Слабый, хриплый гул усилителя, похожий на астматическое дыхание, заполнил пространство подвала. Шум был жалким, лишенным прежней мощи, но в гробовой тишине, воцарившейся после разгрома, он прозвучал как симфония. Бухарчик медленно, словно скрипя всеми суставами, поднял голову. Его единственный зрячий глаз, затянутый мраком, уставился на тусклый огонек индикатора. Что-то дрогнуло в его отекшем, багровом лице – не светлая надежда, а скорее мрачный азарт загнанного зверя, почуявшего слабину в преследователе.

– Живой… – проскрипел он, с трудом поднимаясь с ящика. Тяжело вздохнул. – Говно, но дышит. Живое говно. – Он потянулся, кости хрустнули. – Ладно, теоретик. Ковыряйся дальше со своей… диалектикой. – Он оглядел загаженный, заваленный осколками их иллюзий и реального хлама гараж. Взгляд его стал сосредоточеннее, в нем появился проблеск прежнего командного настроя. – А мы… займемся этим бардаком. Приведем в божеский вид наш… опорный пункт. Шаланда! Мясник! Шевелите костями! На ноги! Порядок должен быть, даже в осаде!

Давид, притаившийся в самом темном углу, казался частью тени. Синяя пластиковая флейта, холодная и легкая, была прижата к груди, как амулет против хаоса. Его глаза, огромные и пустые, как выгоревшие окна брошенного дома, скользнули по развалинам их "РЕП. БАЗЫ" и уперлись в пол. Лицо ничего не выражало. В них точно не было выраженного желания наводить порядок. Только привычная, глубокая усталость, как у скотины после долгой дороги на бойню. Со стороны могло показаться, что он спит с открытыми веками.

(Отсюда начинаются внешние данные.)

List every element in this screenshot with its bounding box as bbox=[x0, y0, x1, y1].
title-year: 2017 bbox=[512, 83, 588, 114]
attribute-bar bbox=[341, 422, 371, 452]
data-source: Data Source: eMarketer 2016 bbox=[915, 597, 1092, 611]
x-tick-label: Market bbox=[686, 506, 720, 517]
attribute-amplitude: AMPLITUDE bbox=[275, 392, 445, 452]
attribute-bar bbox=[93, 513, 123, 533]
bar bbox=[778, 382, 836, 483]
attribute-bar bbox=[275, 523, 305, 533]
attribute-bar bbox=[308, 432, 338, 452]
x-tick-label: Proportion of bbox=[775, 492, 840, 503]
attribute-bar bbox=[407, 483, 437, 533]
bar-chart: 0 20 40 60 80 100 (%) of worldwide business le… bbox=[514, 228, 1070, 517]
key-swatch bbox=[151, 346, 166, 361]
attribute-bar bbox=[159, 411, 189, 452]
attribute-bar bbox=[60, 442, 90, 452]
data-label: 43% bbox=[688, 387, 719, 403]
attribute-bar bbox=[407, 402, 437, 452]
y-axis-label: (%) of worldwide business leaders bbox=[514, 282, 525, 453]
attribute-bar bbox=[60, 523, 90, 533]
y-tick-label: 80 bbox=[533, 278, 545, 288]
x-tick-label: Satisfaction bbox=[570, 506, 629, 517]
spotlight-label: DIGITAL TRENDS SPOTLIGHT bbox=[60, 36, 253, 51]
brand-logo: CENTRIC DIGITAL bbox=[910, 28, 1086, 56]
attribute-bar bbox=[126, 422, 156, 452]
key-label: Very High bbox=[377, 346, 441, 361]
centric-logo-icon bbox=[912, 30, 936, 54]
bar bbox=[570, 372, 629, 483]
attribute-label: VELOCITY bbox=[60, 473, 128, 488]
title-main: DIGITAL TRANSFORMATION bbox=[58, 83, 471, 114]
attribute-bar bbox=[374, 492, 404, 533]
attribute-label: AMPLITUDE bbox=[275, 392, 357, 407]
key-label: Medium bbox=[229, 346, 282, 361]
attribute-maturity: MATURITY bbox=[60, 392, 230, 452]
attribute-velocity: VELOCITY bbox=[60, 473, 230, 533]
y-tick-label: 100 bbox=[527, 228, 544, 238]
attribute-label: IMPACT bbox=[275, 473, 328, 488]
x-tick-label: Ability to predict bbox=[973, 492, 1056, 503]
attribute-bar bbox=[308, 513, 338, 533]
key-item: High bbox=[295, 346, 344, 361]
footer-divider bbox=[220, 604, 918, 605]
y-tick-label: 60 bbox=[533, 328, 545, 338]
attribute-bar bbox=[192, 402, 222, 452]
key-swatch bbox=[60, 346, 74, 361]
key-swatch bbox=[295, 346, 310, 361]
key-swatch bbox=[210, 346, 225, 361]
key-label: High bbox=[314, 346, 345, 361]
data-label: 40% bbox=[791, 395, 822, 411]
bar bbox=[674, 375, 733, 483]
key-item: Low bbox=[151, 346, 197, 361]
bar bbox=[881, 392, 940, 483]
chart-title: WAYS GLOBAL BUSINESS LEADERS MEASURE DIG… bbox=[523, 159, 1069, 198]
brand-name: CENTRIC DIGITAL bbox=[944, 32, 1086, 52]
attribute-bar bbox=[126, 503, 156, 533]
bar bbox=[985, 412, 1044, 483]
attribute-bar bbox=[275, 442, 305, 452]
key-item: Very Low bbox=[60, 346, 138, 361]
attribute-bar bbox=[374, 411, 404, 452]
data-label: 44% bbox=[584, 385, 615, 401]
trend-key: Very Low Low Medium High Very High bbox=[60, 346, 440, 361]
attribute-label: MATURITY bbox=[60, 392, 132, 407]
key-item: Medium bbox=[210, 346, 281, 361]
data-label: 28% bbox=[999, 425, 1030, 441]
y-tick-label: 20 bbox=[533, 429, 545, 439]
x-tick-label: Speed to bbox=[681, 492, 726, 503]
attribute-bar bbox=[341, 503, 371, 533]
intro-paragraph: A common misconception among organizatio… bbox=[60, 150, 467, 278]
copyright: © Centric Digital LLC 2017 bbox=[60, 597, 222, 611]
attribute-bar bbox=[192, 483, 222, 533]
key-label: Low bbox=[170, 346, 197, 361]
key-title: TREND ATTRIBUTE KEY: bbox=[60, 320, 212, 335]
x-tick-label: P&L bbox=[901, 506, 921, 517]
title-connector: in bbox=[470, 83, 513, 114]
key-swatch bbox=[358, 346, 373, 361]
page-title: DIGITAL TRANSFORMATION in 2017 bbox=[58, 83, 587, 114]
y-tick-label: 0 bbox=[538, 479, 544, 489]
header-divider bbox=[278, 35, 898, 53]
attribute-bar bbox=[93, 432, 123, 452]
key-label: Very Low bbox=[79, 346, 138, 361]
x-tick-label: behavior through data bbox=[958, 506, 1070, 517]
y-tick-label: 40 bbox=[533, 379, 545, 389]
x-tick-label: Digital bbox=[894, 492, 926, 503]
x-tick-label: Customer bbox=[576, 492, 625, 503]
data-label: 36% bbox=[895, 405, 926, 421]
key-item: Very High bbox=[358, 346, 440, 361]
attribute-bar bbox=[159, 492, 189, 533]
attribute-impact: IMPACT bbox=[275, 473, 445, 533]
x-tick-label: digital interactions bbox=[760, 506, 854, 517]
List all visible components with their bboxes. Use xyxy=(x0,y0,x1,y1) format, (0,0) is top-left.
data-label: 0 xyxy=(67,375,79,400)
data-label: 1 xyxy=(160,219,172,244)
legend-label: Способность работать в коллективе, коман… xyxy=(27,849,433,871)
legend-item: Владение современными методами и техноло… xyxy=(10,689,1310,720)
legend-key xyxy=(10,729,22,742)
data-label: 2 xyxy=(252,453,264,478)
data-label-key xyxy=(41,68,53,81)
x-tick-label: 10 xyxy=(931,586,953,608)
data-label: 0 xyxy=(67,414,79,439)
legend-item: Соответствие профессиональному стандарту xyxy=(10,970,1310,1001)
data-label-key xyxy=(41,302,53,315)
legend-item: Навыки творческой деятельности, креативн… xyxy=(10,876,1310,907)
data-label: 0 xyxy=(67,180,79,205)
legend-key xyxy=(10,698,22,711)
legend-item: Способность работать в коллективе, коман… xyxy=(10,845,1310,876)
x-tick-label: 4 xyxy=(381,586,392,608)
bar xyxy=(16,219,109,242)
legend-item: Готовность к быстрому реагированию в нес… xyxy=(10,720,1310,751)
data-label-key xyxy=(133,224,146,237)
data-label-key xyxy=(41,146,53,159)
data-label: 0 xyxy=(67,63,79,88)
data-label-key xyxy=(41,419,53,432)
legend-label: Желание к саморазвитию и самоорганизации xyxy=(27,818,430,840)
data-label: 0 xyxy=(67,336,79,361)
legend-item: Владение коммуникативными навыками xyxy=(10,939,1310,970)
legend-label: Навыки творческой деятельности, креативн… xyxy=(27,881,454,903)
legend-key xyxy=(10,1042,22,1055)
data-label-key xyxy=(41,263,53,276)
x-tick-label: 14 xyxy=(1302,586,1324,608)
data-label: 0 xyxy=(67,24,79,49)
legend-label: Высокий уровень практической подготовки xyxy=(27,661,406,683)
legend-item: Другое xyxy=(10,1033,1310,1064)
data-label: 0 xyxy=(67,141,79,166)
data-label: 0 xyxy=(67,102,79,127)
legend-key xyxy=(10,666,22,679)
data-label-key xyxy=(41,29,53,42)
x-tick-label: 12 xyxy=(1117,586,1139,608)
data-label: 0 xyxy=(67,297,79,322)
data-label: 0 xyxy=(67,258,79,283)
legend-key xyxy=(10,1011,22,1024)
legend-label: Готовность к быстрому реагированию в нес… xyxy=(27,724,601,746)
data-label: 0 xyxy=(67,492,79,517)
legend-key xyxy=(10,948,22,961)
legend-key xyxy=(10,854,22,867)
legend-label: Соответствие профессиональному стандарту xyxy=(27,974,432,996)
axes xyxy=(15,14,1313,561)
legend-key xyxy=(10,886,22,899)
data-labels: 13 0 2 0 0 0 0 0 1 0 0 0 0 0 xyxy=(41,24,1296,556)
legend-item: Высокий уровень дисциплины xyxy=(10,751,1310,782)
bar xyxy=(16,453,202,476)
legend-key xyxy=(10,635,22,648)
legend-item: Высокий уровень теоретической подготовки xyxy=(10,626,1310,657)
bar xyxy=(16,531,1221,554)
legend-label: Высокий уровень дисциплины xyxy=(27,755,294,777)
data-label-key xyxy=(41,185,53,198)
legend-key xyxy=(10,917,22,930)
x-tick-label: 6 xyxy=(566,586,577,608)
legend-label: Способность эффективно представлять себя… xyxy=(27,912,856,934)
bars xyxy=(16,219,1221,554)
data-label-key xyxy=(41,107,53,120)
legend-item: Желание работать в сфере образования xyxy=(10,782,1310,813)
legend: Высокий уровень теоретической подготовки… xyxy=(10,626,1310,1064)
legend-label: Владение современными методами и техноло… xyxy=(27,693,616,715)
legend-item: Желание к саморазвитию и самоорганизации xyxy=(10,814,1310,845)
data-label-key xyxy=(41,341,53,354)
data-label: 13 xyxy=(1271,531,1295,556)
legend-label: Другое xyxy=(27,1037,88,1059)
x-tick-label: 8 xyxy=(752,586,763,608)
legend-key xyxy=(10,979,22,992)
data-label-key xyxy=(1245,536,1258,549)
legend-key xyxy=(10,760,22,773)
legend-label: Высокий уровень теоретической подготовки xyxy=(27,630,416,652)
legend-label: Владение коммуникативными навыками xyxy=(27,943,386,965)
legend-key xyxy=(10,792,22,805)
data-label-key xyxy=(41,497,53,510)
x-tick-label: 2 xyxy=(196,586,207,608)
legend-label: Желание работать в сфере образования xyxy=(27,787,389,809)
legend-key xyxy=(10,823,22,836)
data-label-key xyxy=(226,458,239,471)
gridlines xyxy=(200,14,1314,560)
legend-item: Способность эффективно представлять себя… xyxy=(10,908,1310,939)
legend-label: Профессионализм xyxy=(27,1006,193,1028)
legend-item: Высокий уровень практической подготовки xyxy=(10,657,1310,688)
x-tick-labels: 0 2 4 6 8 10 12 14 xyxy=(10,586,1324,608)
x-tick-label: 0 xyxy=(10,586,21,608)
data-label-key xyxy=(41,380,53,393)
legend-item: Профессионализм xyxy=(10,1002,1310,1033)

Шаланда, сидевший на разбитом барабанном табурете издал протяжный стон, больше похожий на скрип несмазанной двери в заброшенном доме. Казалось, скрежет шел не из горла, а из глубины его девяноста пяти лет, сквозь время, из утробы его матери. Он попытался выпрямить спину – позвонки хрустнули, как сухие ветки под сапогом. Попытка превратилась в медленное, мучительное выгибание позвоночника, напоминающее разворачивающегося жука. Его зрачки, затянутые белесой пеленой времени, смотрели не на бардак – фронт работы, а куда-то сквозь заплесневелые стены подвала, сквозь бетон пятиэтажки, туда, где когда-то стоял токарный станок или висело знамя с серпом и молотом.

И вдруг – взрыв. Не физический, а энергетический. Бухарчик, до этого момента напоминавший разбитый, дымящийся реактор после аварии, вдруг вскипел. Странная, пьяная энергия, как последний всплеск адреналина у подстреленного зверя, хлынула из него. Он вскочил, вспучился, заполнив собой пространство у верстака. Его преображение было гротескным: не в героя, а в пьяного сержанта штрафбата, которому поручили навести порядок в окопах после артобстрела собственными же снарядами.

– Анафема! Проклятие на головы этих ублюдков! – заревел он с внезапной, дикой целеустремленностью. Его команды, хриплые, слюнявые, пересыпанные матом, как щебень битым стеклом, резали затхлый воздух подвала: – Мусор – вон! Нахуй! В адское пекло! Кирпичи – штабелем! По стойке смирно! Провода – не кучей говна, а по стене! Как Ленин по броневику! Тряпку, блядь, дайте! Чтоб я не видел ни пылинки! Здесь же не свинарник капиталистический, а… культурный фронт пролетариата! Давид! – он тыкнул грязным пальцем в юношу, – ты – щеткой! В атаку! Дед! – голос внезапно смягчился на полтона, – Ты… сиди. Сиди, герой. Не путайся под ногами, отдохни. Броневик! – тон снова стал командным, – Твой хлам – в угол! Аккуратно! Не бардак буржуазный, а порядок! Армейский порядок! По уставу, блядь!

Он не командовал – он извергал приказы. Сам схватил обломок фанеры, торчавший из груды мусора, как покосившаяся стела, и ринулся в бой. Пот лил с него ручьями, смешиваясь, капая в пыль и образовывая грязные стеклянные полусферы. Владлен орал, ругался, спотыкался о барабанный том, пинал пустую бутылку «Солнцедара», которая жалобно зазвенела, и каталась между ног участников группы. Бухарчик двигался с какой-то дикой, неукротимой яростью загнанного кабана, решившего унести с собой как можно больше охотничьих псов.